新電力会社が既存電力会社に売却
一昨年の電力小売り全面自由化により、分譲マンションでの「高圧一括受電」による電力販売競争が激しくなりましたが、先月、長谷工コーポレーションがマンション向け電力事業を手掛ける子会社の長谷工アネシス(東京都港区)を関西電力の子会社である「Next Power」に譲渡することを発表しました。今回譲渡されるのは、マンションで展開される長谷工エネシスの高圧一括受電・共用部電力小売りサービス事業で、発電事業者から割安な高圧電力をまとめて調達し、低圧電力に変換して各住戸に供給するため、各住戸が個別に契約するよりも安くなるサービス事業です。

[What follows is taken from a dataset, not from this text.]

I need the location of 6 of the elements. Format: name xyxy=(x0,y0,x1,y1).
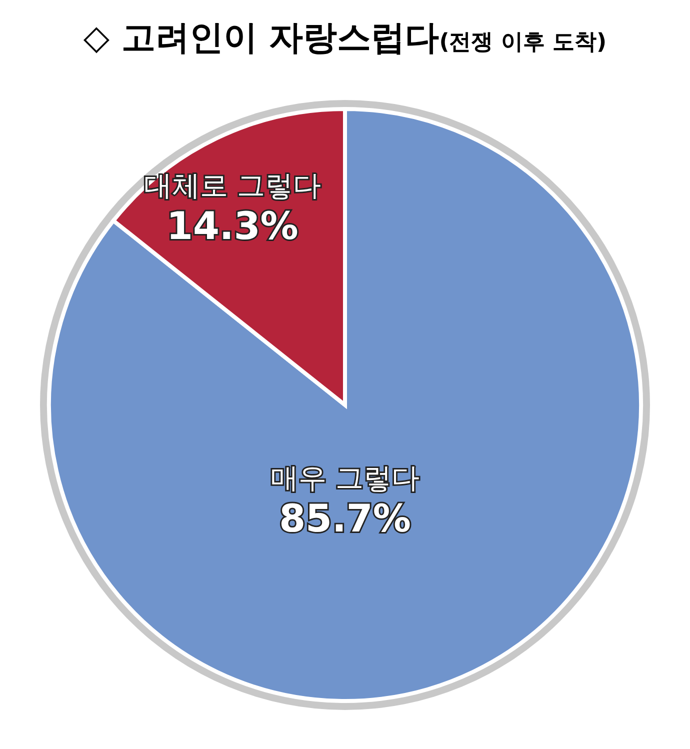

長谷工エネシスは中央電力(関電系)に次ぐ業界第2位で、供給戸数は約9万2千戸、首都圏でのシェアーは約60%ですが、2011年以降の新築マンションにおいては約16%のシェアーで第1位です。東京電力ホールディングスも関心を示していましたが、最終的には、関西電力が約229億円で譲り受けることになりました。契約の効力は、本年7月1日から発生する予定とのことです。関西電力は、昨年の9月にもオリックス電力が行うマンション高圧一括受電サービス事業を譲り受けおり、この際に設立した子会社が上記の「Next Power」です。
2016年4月から電力小売り全面自由化になり、当初400社近い企業が一斉に参入しましたが、経済産業省によりますと、自由化から8ヶ月後の2016年末の段階で、電力供給実績がゼロの企業が約2割ということです。そして、その企業の約3割が登録しただけで事業を行っていないそうです。実績ある企業でも、月間販売電力量が少なく過ぎて、電力調達費用・託送費用・システム償却費用などが賄うことができずに赤字だそうです。
大手の長谷工エアネスやオリックス電力が売却されはじめたことを考えますと、今後ますます再編が加速する可能性があります。しかし、今回のように、売却先が関西電力のような既存の電力会社であれば、既存電力会社が新電力会社を飲み込む形となってしまい、「自由化」が形骸化してしまう恐れが出てきました。